24 medium shrimp shells
1/2 cup onion, chopped
1/2 cup celery, chopped
1/2 cup carrot, chopped
5 cups water
4 tablespoons unsalted butter
4 tablespoons flour
prepared shrimp stock
prepared roux
1 1/2 tablespoons garlic, chopped
1/4 cup onion, chopped
3/4 cup butter
24 medium shrimp
6 ounces back fin crabmeat
1/4 cup madeira wine
1 tablespoon cajun seasoning

Steps:

  • To make shrimp stock, combine reserved shrimp shells, chopped vegetables and water in a large stockpot; simmer over medium heat for about 30 minutes until liquid is reduced to 3 cups; strain and set aside.
  • Sauté shrimp in 1 tablespoons butter until turning pink and set aside.
  • Make roux by melting 4 tablespoons butter in saucepan until about to turn brown; whisk in 4 tablespoons flour until mixture thickens to a paste; cook until it turns a light, golden brown. Set aside.
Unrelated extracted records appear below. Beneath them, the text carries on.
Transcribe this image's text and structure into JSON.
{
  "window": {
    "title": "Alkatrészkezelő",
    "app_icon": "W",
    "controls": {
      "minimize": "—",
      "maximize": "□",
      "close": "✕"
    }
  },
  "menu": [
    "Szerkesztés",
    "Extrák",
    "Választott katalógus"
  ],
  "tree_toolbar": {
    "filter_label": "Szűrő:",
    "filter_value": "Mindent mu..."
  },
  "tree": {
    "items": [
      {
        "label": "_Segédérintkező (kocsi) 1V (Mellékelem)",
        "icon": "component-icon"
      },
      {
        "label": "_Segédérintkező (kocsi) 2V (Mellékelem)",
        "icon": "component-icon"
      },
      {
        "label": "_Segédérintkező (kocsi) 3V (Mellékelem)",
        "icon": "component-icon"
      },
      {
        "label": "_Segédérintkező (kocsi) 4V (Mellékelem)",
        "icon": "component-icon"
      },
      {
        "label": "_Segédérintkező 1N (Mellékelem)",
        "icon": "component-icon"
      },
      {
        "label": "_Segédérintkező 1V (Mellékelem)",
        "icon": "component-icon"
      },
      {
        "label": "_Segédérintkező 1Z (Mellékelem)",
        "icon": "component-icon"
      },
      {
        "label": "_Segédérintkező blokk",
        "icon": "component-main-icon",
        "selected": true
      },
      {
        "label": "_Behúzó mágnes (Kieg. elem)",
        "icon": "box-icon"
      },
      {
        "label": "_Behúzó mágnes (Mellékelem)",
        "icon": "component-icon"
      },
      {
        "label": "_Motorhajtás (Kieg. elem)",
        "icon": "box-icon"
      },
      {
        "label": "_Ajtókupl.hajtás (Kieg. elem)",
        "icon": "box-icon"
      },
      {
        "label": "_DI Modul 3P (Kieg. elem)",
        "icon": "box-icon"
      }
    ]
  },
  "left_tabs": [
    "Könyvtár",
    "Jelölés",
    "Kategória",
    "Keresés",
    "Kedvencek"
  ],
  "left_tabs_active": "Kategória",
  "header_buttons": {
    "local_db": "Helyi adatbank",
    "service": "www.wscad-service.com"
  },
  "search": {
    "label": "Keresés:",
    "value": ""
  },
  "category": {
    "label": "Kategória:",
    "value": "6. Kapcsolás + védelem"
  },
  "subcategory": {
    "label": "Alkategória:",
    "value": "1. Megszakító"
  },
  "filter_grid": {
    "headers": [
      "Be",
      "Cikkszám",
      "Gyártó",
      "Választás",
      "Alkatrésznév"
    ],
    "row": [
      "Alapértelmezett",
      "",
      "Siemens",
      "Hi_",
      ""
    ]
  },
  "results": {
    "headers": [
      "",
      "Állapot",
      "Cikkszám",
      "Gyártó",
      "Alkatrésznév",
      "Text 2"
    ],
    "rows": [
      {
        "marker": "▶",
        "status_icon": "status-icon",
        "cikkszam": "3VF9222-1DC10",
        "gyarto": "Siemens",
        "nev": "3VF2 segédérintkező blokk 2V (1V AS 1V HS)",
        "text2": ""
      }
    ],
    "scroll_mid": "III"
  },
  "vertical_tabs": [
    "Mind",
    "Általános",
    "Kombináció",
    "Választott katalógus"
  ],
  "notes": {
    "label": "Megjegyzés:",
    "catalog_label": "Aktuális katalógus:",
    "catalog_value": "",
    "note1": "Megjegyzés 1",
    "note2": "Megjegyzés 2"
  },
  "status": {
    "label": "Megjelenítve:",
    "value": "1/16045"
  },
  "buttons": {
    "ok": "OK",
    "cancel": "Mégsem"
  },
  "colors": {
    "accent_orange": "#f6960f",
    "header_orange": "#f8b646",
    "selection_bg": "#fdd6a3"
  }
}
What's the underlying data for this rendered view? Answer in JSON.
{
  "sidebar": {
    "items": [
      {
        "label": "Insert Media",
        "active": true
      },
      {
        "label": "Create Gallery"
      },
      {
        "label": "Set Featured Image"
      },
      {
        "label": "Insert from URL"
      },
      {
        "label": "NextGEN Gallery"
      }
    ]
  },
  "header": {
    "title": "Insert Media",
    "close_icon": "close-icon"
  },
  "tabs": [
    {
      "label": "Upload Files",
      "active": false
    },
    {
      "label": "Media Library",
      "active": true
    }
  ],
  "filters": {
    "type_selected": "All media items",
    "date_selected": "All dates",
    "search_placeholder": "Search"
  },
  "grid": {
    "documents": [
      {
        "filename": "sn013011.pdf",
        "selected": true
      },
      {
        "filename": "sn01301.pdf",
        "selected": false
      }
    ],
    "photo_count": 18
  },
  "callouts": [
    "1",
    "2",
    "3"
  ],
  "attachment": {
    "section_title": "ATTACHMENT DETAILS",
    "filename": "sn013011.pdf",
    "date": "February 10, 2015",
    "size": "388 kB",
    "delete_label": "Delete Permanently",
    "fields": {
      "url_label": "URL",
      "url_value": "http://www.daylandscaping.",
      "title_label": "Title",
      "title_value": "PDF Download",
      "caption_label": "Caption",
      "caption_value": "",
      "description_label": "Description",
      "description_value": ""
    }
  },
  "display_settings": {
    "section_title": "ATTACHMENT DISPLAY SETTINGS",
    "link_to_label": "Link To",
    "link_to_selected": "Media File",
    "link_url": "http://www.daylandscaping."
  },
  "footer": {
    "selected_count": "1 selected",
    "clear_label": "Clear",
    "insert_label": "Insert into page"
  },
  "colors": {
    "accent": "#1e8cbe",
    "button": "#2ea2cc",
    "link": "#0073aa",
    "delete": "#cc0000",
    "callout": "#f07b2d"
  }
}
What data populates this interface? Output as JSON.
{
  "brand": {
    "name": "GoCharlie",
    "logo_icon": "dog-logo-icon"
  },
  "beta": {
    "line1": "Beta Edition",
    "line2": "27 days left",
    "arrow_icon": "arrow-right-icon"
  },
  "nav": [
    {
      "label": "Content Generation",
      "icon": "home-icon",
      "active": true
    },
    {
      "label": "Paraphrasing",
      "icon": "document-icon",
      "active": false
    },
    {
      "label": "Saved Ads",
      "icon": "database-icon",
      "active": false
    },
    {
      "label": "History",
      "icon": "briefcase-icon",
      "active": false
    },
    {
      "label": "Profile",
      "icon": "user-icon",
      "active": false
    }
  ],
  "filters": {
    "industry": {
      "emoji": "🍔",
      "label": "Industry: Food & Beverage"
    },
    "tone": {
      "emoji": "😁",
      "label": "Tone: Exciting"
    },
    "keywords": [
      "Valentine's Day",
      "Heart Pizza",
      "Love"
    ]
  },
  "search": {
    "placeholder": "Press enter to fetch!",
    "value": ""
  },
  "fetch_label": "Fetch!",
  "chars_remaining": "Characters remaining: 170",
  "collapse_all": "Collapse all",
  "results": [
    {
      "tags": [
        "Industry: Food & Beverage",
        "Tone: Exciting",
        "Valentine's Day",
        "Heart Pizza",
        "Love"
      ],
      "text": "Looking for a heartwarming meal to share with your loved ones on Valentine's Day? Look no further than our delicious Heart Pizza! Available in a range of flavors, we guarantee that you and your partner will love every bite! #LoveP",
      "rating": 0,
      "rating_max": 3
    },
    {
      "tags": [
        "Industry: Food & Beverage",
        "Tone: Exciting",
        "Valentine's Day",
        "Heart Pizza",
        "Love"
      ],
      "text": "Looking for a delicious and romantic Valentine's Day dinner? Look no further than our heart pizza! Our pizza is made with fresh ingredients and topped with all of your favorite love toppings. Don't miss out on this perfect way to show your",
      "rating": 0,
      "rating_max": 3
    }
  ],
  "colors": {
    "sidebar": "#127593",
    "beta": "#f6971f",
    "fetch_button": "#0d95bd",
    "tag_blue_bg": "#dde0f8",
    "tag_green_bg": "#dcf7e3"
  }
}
  • In a saucepan, melt 1 tablespoons butter and add garlic and remaining onion; sauté over medium heat 2 minutes.
  • Add shrimp stock and crushed bouillon cube; stir and let simmer.
  • While the stock is simmering, melt 1 ¼ stick of butter in a separate saucepan until it turns golden brown then set aside.
  • Add roux to stock mixture and stir until fully incorporated; simmer for 3-5 minutes.
  • Whisk melted butter into stock until fully incorporated then whisk in ¼ cup Madeira wine until fully incorporated; mix in Cajun seasoning and simmer for 1-2 minutes.
  • Add 6 oz. back fin crab meat and cooked shrimp into sauce; simmer for 3-5 minutes and then ready to serve.